Court Opinion

ID: 9696771
Source: CourtListenerOpinion
Date Created: 2023-08-25 18:57:57.398106+00
Date Added: 2024-06-11T18:20:26.729543
License: Public Domain

*160Dissenting Opinion by
Mr. Justice Pomeroy:
I agree with the Court that the remark of the District Attorney was improper, and I do not condone it. My review of the record, however, satisfies me that the Court greatly exaggerates the incident, and that it could not have had the destructive effect on the defendant’s case that the Court attributes to it. The District Attorney’s remark was, in my view, “harmless beyond a reasonable doubt,” Chapman v. California, 386 U.S. 18, 24, 17 L. Ed. 2d 705, 711 (1967), and the motion for a mistrial was properly overruled.
To place the matter in perspective, defense witness McDonald had been testifying for some time to conversations which he had had with Commonwealth witnesses Taggart and Barlow (all three being then in jail) as to their desire to frame the defendant with conviction of some burglaries. McDonald was then asked whether Taggart said anything about bail, and answered that “Taggart told me he had $80,000 bail. . . .” The District Attorney then said, “I’m sorry, I didn’t hear that figure.” The witness then responded: “He [Taggart] told me that he had $80,000 bail, that he signed statements [for the prosecution, presumably] and his bail went down to $8,000, and he would sign any statement. Then later on, in another county, he had $30,000 bail, and he told me that he signed statements there and got $3,000 there, so he had a total of $11,000 left.” Thereupon the following occurred :
“Mr. Snyder .[the District Attorney] : Your Hon- or, I would like to ask that this answer be stricken . . . as being purely hearsay.
“Mr. Potter [defense counsel]: It’s not offered for the truth of it, Your Honor; it’s offered for what Taggert said.
*161“The Court: I’ll overrule the objection. I agree that this doesn’t prove the truth of the alleged statements.
“The Witness [continuing] : So he had it down to $11,000. And he said that after this he wouldn’t make any more statements unless people would give nominal bail for making statements. . . .” (N.T. 130, 131)

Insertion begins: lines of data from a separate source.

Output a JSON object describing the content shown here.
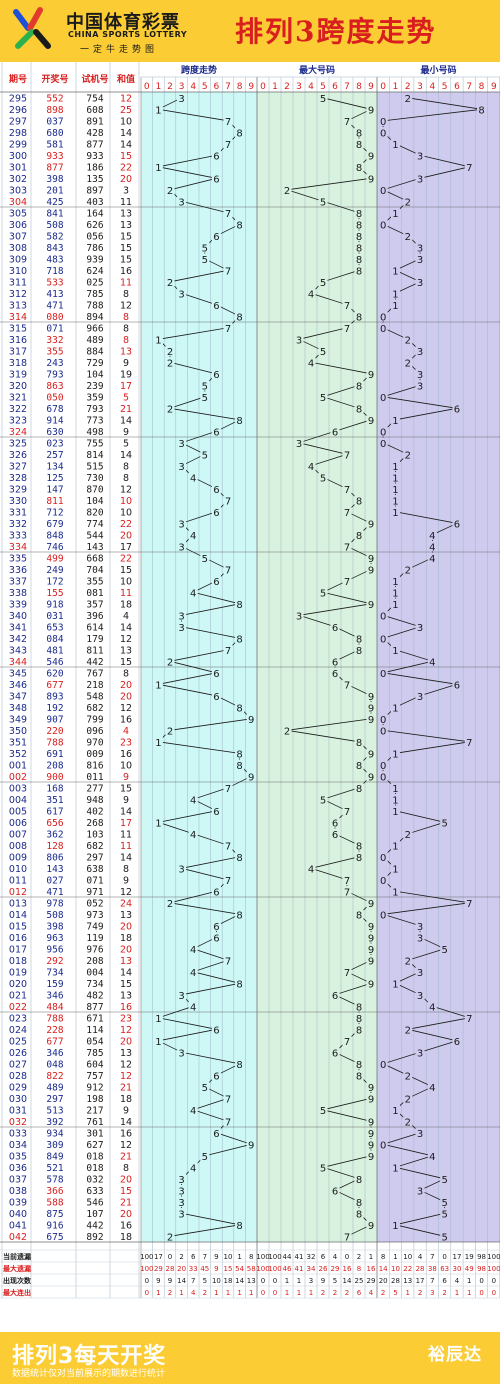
{
  "header": {
    "logo_cn": "中国体育彩票",
    "logo_en": "CHINA SPORTS LOTTERY",
    "logo_slogan": "一定牛走势图",
    "title": "排列3跨度走势"
  },
  "colors": {
    "header_bg": "#fbcc33",
    "title_red": "#d81e1e",
    "span_bg": "#cdf8f6",
    "max_bg": "#d8f2df",
    "min_bg": "#cfcbee",
    "row_red": "#d81e1e",
    "row_blue": "#1b2a8c"
  },
  "chart_data": {
    "type": "table",
    "columns": [
      "期号",
      "开奖号",
      "试机号",
      "和值"
    ],
    "sections": [
      "跨度走势",
      "最大号码",
      "最小号码"
    ],
    "digits": [
      "0",
      "1",
      "2",
      "3",
      "4",
      "5",
      "6",
      "7",
      "8",
      "9"
    ],
    "rows": [
      {
        "issue": "295",
        "draw": "552",
        "test": "754",
        "sum": "12",
        "span": 3,
        "max": 5,
        "min": 2
      },
      {
        "issue": "296",
        "draw": "898",
        "test": "608",
        "sum": "25",
        "span": 1,
        "max": 9,
        "min": 8
      },
      {
        "issue": "297",
        "draw": "037",
        "test": "891",
        "sum": "10",
        "span": 7,
        "max": 7,
        "min": 0
      },
      {
        "issue": "298",
        "draw": "680",
        "test": "428",
        "sum": "14",
        "span": 8,
        "max": 8,
        "min": 0
      },
      {
        "issue": "299",
        "draw": "581",
        "test": "877",
        "sum": "14",
        "span": 7,
        "max": 8,
        "min": 1
      },
      {
        "issue": "300",
        "draw": "933",
        "test": "933",
        "sum": "15",
        "span": 6,
        "max": 9,
        "min": 3
      },
      {
        "issue": "301",
        "draw": "877",
        "test": "186",
        "sum": "22",
        "span": 1,
        "max": 8,
        "min": 7
      },
      {
        "issue": "302",
        "draw": "398",
        "test": "135",
        "sum": "20",
        "span": 6,
        "max": 9,
        "min": 3
      },
      {
        "issue": "303",
        "draw": "201",
        "test": "897",
        "sum": "3",
        "span": 2,
        "max": 2,
        "min": 0
      },
      {
        "issue": "304",
        "draw": "425",
        "test": "403",
        "sum": "11",
        "span": 3,
        "max": 5,
        "min": 2
      },
      {
        "issue": "305",
        "draw": "841",
        "test": "164",
        "sum": "13",
        "span": 7,
        "max": 8,
        "min": 1
      },
      {
        "issue": "306",
        "draw": "508",
        "test": "626",
        "sum": "13",
        "span": 8,
        "max": 8,
        "min": 0
      },
      {
        "issue": "307",
        "draw": "582",
        "test": "056",
        "sum": "15",
        "span": 6,
        "max": 8,
        "min": 2
      },
      {
        "issue": "308",
        "draw": "843",
        "test": "786",
        "sum": "15",
        "span": 5,
        "max": 8,
        "min": 3
      },
      {
        "issue": "309",
        "draw": "483",
        "test": "939",
        "sum": "15",
        "span": 5,
        "max": 8,
        "min": 3
      },
      {
        "issue": "310",
        "draw": "718",
        "test": "624",
        "sum": "16",
        "span": 7,
        "max": 8,
        "min": 1
      },
      {
        "issue": "311",
        "draw": "533",
        "test": "025",
        "sum": "11",
        "span": 2,
        "max": 5,
        "min": 3
      },
      {
        "issue": "312",
        "draw": "413",
        "test": "785",
        "sum": "8",
        "span": 3,
        "max": 4,
        "min": 1
      },
      {
        "issue": "313",
        "draw": "471",
        "test": "788",
        "sum": "12",
        "span": 6,
        "max": 7,
        "min": 1
      },
      {
        "issue": "314",
        "draw": "080",
        "test": "894",
        "sum": "8",
        "span": 8,
        "max": 8,
        "min": 0
      },
      {
        "issue": "315",
        "draw": "071",
        "test": "966",
        "sum": "8",
        "span": 7,
        "max": 7,
        "min": 0
      },
      {
        "issue": "316",
        "draw": "332",
        "test": "489",
        "sum": "8",
        "span": 1,
        "max": 3,
        "min": 2
      },
      {
        "issue": "317",
        "draw": "355",
        "test": "884",
        "sum": "13",
        "span": 2,
        "max": 5,
        "min": 3
      },
      {
        "issue": "318",
        "draw": "243",
        "test": "729",
        "sum": "9",
        "span": 2,
        "max": 4,
        "min": 2
      },
      {
        "issue": "319",
        "draw": "793",
        "test": "104",
        "sum": "19",
        "span": 6,
        "max": 9,
        "min": 3
      },
      {
        "issue": "320",
        "draw": "863",
        "test": "239",
        "sum": "17",
        "span": 5,
        "max": 8,
        "min": 3
      },
      {
        "issue": "321",
        "draw": "050",
        "test": "359",
        "sum": "5",
        "span": 5,
        "max": 5,
        "min": 0
      },
      {
        "issue": "322",
        "draw": "678",
        "test": "793",
        "sum": "21",
        "span": 2,
        "max": 8,
        "min": 6
      },
      {
        "issue": "323",
        "draw": "914",
        "test": "773",
        "sum": "14",
        "span": 8,
        "max": 9,
        "min": 1
      },
      {
        "issue": "324",
        "draw": "630",
        "test": "498",
        "sum": "9",
        "span": 6,
        "max": 6,
        "min": 0
      },
      {
        "issue": "325",
        "draw": "023",
        "test": "755",
        "sum": "5",
        "span": 3,
        "max": 3,
        "min": 0
      },
      {
        "issue": "326",
        "draw": "257",
        "test": "814",
        "sum": "14",
        "span": 5,
        "max": 7,
        "min": 2
      },
      {
        "issue": "327",
        "draw": "134",
        "test": "515",
        "sum": "8",
        "span": 3,
        "max": 4,
        "min": 1
      },
      {
        "issue": "328",
        "draw": "125",
        "test": "730",
        "sum": "8",
        "span": 4,
        "max": 5,
        "min": 1
      },
      {
        "issue": "329",
        "draw": "147",
        "test": "870",
        "sum": "12",
        "span": 6,
        "max": 7,
        "min": 1
      },
      {
        "issue": "330",
        "draw": "811",
        "test": "104",
        "sum": "10",
        "span": 7,
        "max": 8,
        "min": 1
      },
      {
        "issue": "331",
        "draw": "712",
        "test": "820",
        "sum": "10",
        "span": 6,
        "max": 7,
        "min": 1
      },
      {
        "issue": "332",
        "draw": "679",
        "test": "774",
        "sum": "22",
        "span": 3,
        "max": 9,
        "min": 6
      },
      {
        "issue": "333",
        "draw": "848",
        "test": "544",
        "sum": "20",
        "span": 4,
        "max": 8,
        "min": 4
      },
      {
        "issue": "334",
        "draw": "746",
        "test": "143",
        "sum": "17",
        "span": 3,
        "max": 7,
        "min": 4
      },
      {
        "issue": "335",
        "draw": "499",
        "test": "668",
        "sum": "22",
        "span": 5,
        "max": 9,
        "min": 4
      },
      {
        "issue": "336",
        "draw": "249",
        "test": "704",
        "sum": "15",
        "span": 7,
        "max": 9,
        "min": 2
      },
      {
        "issue": "337",
        "draw": "172",
        "test": "355",
        "sum": "10",
        "span": 6,
        "max": 7,
        "min": 1
      },
      {
        "issue": "338",
        "draw": "155",
        "test": "081",
        "sum": "11",
        "span": 4,
        "max": 5,
        "min": 1
      },
      {
        "issue": "339",
        "draw": "918",
        "test": "357",
        "sum": "18",
        "span": 8,
        "max": 9,
        "min": 1
      },
      {
        "issue": "340",
        "draw": "031",
        "test": "396",
        "sum": "4",
        "span": 3,
        "max": 3,
        "min": 0
      },
      {
        "issue": "341",
        "draw": "653",
        "test": "614",
        "sum": "14",
        "span": 3,
        "max": 6,
        "min": 3
      },
      {
        "issue": "342",
        "draw": "084",
        "test": "179",
        "sum": "12",
        "span": 8,
        "max": 8,
        "min": 0
      },
      {
        "issue": "343",
        "draw": "481",
        "test": "811",
        "sum": "13",
        "span": 7,
        "max": 8,
        "min": 1
      },
      {
        "issue": "344",
        "draw": "546",
        "test": "442",
        "sum": "15",
        "span": 2,
        "max": 6,
        "min": 4
      },
      {
        "issue": "345",
        "draw": "620",
        "test": "767",
        "sum": "8",
        "span": 6,
        "max": 6,
        "min": 0
      },
      {
        "issue": "346",
        "draw": "677",
        "test": "218",
        "sum": "20",
        "span": 1,
        "max": 7,
        "min": 6
      },
      {
        "issue": "347",
        "draw": "893",
        "test": "548",
        "sum": "20",
        "span": 6,
        "max": 9,
        "min": 3
      },
      {
        "issue": "348",
        "draw": "192",
        "test": "682",
        "sum": "12",
        "span": 8,
        "max": 9,
        "min": 1
      },
      {
        "issue": "349",
        "draw": "907",
        "test": "799",
        "sum": "16",
        "span": 9,
        "max": 9,
        "min": 0
      },
      {
        "issue": "350",
        "draw": "220",
        "test": "096",
        "sum": "4",
        "span": 2,
        "max": 2,
        "min": 0
      },
      {
        "issue": "351",
        "draw": "788",
        "test": "970",
        "sum": "23",
        "span": 1,
        "max": 8,
        "min": 7
      },
      {
        "issue": "352",
        "draw": "691",
        "test": "009",
        "sum": "16",
        "span": 8,
        "max": 9,
        "min": 1
      },
      {
        "issue": "001",
        "draw": "208",
        "test": "816",
        "sum": "10",
        "span": 8,
        "max": 8,
        "min": 0
      },
      {
        "issue": "002",
        "draw": "900",
        "test": "011",
        "sum": "9",
        "span": 9,
        "max": 9,
        "min": 0
      },
      {
        "issue": "003",
        "draw": "168",
        "test": "277",
        "sum": "15",
        "span": 7,
        "max": 8,
        "min": 1
      },
      {
        "issue": "004",
        "draw": "351",
        "test": "948",
        "sum": "9",
        "span": 4,
        "max": 5,
        "min": 1
      },
      {
        "issue": "005",
        "draw": "617",
        "test": "402",
        "sum": "14",
        "span": 6,
        "max": 7,
        "min": 1
      },
      {
        "issue": "006",
        "draw": "656",
        "test": "268",
        "sum": "17",
        "span": 1,
        "max": 6,
        "min": 5
      },
      {
        "issue": "007",
        "draw": "362",
        "test": "103",
        "sum": "11",
        "span": 4,
        "max": 6,
        "min": 2
      },
      {
        "issue": "008",
        "draw": "128",
        "test": "682",
        "sum": "11",
        "span": 7,
        "max": 8,
        "min": 1
      },
      {
        "issue": "009",
        "draw": "806",
        "test": "297",
        "sum": "14",
        "span": 8,
        "max": 8,
        "min": 0
      },
      {
        "issue": "010",
        "draw": "143",
        "test": "638",
        "sum": "8",
        "span": 3,
        "max": 4,
        "min": 1
      },
      {
        "issue": "011",
        "draw": "027",
        "test": "071",
        "sum": "9",
        "span": 7,
        "max": 7,
        "min": 0
      },
      {
        "issue": "012",
        "draw": "471",
        "test": "971",
        "sum": "12",
        "span": 6,
        "max": 7,
        "min": 1
      },
      {
        "issue": "013",
        "draw": "978",
        "test": "052",
        "sum": "24",
        "span": 2,
        "max": 9,
        "min": 7
      },
      {
        "issue": "014",
        "draw": "508",
        "test": "973",
        "sum": "13",
        "span": 8,
        "max": 8,
        "min": 0
      },
      {
        "issue": "015",
        "draw": "398",
        "test": "749",
        "sum": "20",
        "span": 6,
        "max": 9,
        "min": 3
      },
      {
        "issue": "016",
        "draw": "963",
        "test": "119",
        "sum": "18",
        "span": 6,
        "max": 9,
        "min": 3
      },
      {
        "issue": "017",
        "draw": "956",
        "test": "976",
        "sum": "20",
        "span": 4,
        "max": 9,
        "min": 5
      },
      {
        "issue": "018",
        "draw": "292",
        "test": "208",
        "sum": "13",
        "span": 7,
        "max": 9,
        "min": 2
      },
      {
        "issue": "019",
        "draw": "734",
        "test": "004",
        "sum": "14",
        "span": 4,
        "max": 7,
        "min": 3
      },
      {
        "issue": "020",
        "draw": "159",
        "test": "734",
        "sum": "15",
        "span": 8,
        "max": 9,
        "min": 1
      },
      {
        "issue": "021",
        "draw": "346",
        "test": "482",
        "sum": "13",
        "span": 3,
        "max": 6,
        "min": 3
      },
      {
        "issue": "022",
        "draw": "484",
        "test": "877",
        "sum": "16",
        "span": 4,
        "max": 8,
        "min": 4
      },
      {
        "issue": "023",
        "draw": "788",
        "test": "671",
        "sum": "23",
        "span": 1,
        "max": 8,
        "min": 7
      },
      {
        "issue": "024",
        "draw": "228",
        "test": "114",
        "sum": "12",
        "span": 6,
        "max": 8,
        "min": 2
      },
      {
        "issue": "025",
        "draw": "677",
        "test": "054",
        "sum": "20",
        "span": 1,
        "max": 7,
        "min": 6
      },
      {
        "issue": "026",
        "draw": "346",
        "test": "785",
        "sum": "13",
        "span": 3,
        "max": 6,
        "min": 3
      },
      {
        "issue": "027",
        "draw": "048",
        "test": "604",
        "sum": "12",
        "span": 8,
        "max": 8,
        "min": 0
      },
      {
        "issue": "028",
        "draw": "822",
        "test": "757",
        "sum": "12",
        "span": 6,
        "max": 8,
        "min": 2
      },
      {
        "issue": "029",
        "draw": "489",
        "test": "912",
        "sum": "21",
        "span": 5,
        "max": 9,
        "min": 4
      },
      {
        "issue": "030",
        "draw": "297",
        "test": "198",
        "sum": "18",
        "span": 7,
        "max": 9,
        "min": 2
      },
      {
        "issue": "031",
        "draw": "513",
        "test": "217",
        "sum": "9",
        "span": 4,
        "max": 5,
        "min": 1
      },
      {
        "issue": "032",
        "draw": "392",
        "test": "761",
        "sum": "14",
        "span": 7,
        "max": 9,
        "min": 2
      },
      {
        "issue": "033",
        "draw": "934",
        "test": "301",
        "sum": "16",
        "span": 6,
        "max": 9,
        "min": 3
      },
      {
        "issue": "034",
        "draw": "309",
        "test": "627",
        "sum": "12",
        "span": 9,
        "max": 9,
        "min": 0
      },
      {
        "issue": "035",
        "draw": "849",
        "test": "018",
        "sum": "21",
        "span": 5,
        "max": 9,
        "min": 4
      },
      {
        "issue": "036",
        "draw": "521",
        "test": "018",
        "sum": "8",
        "span": 4,
        "max": 5,
        "min": 1
      },
      {
        "issue": "037",
        "draw": "578",
        "test": "032",
        "sum": "20",
        "span": 3,
        "max": 8,
        "min": 5
      },
      {
        "issue": "038",
        "draw": "366",
        "test": "633",
        "sum": "15",
        "span": 3,
        "max": 6,
        "min": 3
      },
      {
        "issue": "039",
        "draw": "588",
        "test": "546",
        "sum": "21",
        "span": 3,
        "max": 8,
        "min": 5
      },
      {
        "issue": "040",
        "draw": "875",
        "test": "107",
        "sum": "20",
        "span": 3,
        "max": 8,
        "min": 5
      },
      {
        "issue": "041",
        "draw": "916",
        "test": "442",
        "sum": "16",
        "span": 8,
        "max": 9,
        "min": 1
      },
      {
        "issue": "042",
        "draw": "675",
        "test": "892",
        "sum": "18",
        "span": 2,
        "max": 7,
        "min": 5
      }
    ],
    "stats": [
      {
        "label": "当前遗漏",
        "color": "#1b1b1b",
        "span": [
          "100",
          "17",
          "0",
          "2",
          "6",
          "7",
          "9",
          "10",
          "1",
          "8"
        ],
        "max": [
          "100",
          "100",
          "44",
          "41",
          "32",
          "6",
          "4",
          "0",
          "2",
          "1"
        ],
        "min": [
          "8",
          "1",
          "10",
          "4",
          "7",
          "0",
          "17",
          "19",
          "98",
          "100"
        ]
      },
      {
        "label": "最大遗漏",
        "color": "#d81e1e",
        "span": [
          "100",
          "29",
          "28",
          "20",
          "33",
          "45",
          "9",
          "15",
          "54",
          "58"
        ],
        "max": [
          "100",
          "100",
          "46",
          "41",
          "34",
          "26",
          "29",
          "16",
          "8",
          "16"
        ],
        "min": [
          "14",
          "10",
          "22",
          "28",
          "38",
          "63",
          "30",
          "49",
          "98",
          "100"
        ]
      },
      {
        "label": "出现次数",
        "color": "#1b1b1b",
        "span": [
          "0",
          "9",
          "9",
          "14",
          "7",
          "5",
          "10",
          "18",
          "14",
          "13"
        ],
        "max": [
          "0",
          "0",
          "1",
          "1",
          "3",
          "9",
          "5",
          "14",
          "25",
          "29"
        ],
        "min": [
          "20",
          "28",
          "13",
          "17",
          "7",
          "6",
          "4",
          "1",
          "0",
          "0"
        ]
      },
      {
        "label": "最大连出",
        "color": "#d81e1e",
        "span": [
          "0",
          "1",
          "2",
          "1",
          "4",
          "2",
          "1",
          "1",
          "1",
          "1"
        ],
        "max": [
          "0",
          "0",
          "1",
          "1",
          "1",
          "2",
          "2",
          "2",
          "6",
          "4"
        ],
        "min": [
          "2",
          "5",
          "1",
          "2",
          "3",
          "2",
          "1",
          "1",
          "0",
          "0"
        ]
      }
    ]
  },
  "footer": {
    "title": "排列3每天开奖",
    "note": "数据统计仅对当前展示的期数进行统计",
    "brand": "裕辰达"
  }
}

When later the District Attorney, in his summation, made the improper remark, quoted in the majority opinion (particularly the last sentence, that he had “no idea why it [the McDonald answer] was put in, but apparently Mr. Potter didn’t believe it”) and the objection to it was made, the court observed, “Well, it came up on a technical point.” Defense counsel, Mr. Potter, agreed, and then said, “For him to say tha,t I’m calling my witness a liar, I object and ask for a mistrial.”
“The Court: Never mind. Make no more speeches, gentlemen.
[Defense counsel] : I’m not on trial here.
The Court: It came up on a technical point, and I think you can drop it now.”
The mistrial motion was then overruled.
Viewed in this context, I think the court below was correct when, in its opinion, it stated that the District Attorney’s comment “carried no particular weight” with the jury. His sense of the importance (or lack of it) of an improper comment such as the one here involved, derived as it is from the total trial setting and atmosphere, is normally to be preferred to the impression an appellate court can have from reading a record. As we recently observed in Commonwealth v. Silvis, 445 Pa. 235, 237, 284 A. 2d 740, 741 (1971) : “control of the prosecution’s comments is largely delegated to the discretion of the trial judge.”
For these reasons, I respectfully dissent.
Mr. Chief Justice Jones joins in this dissenting opinion.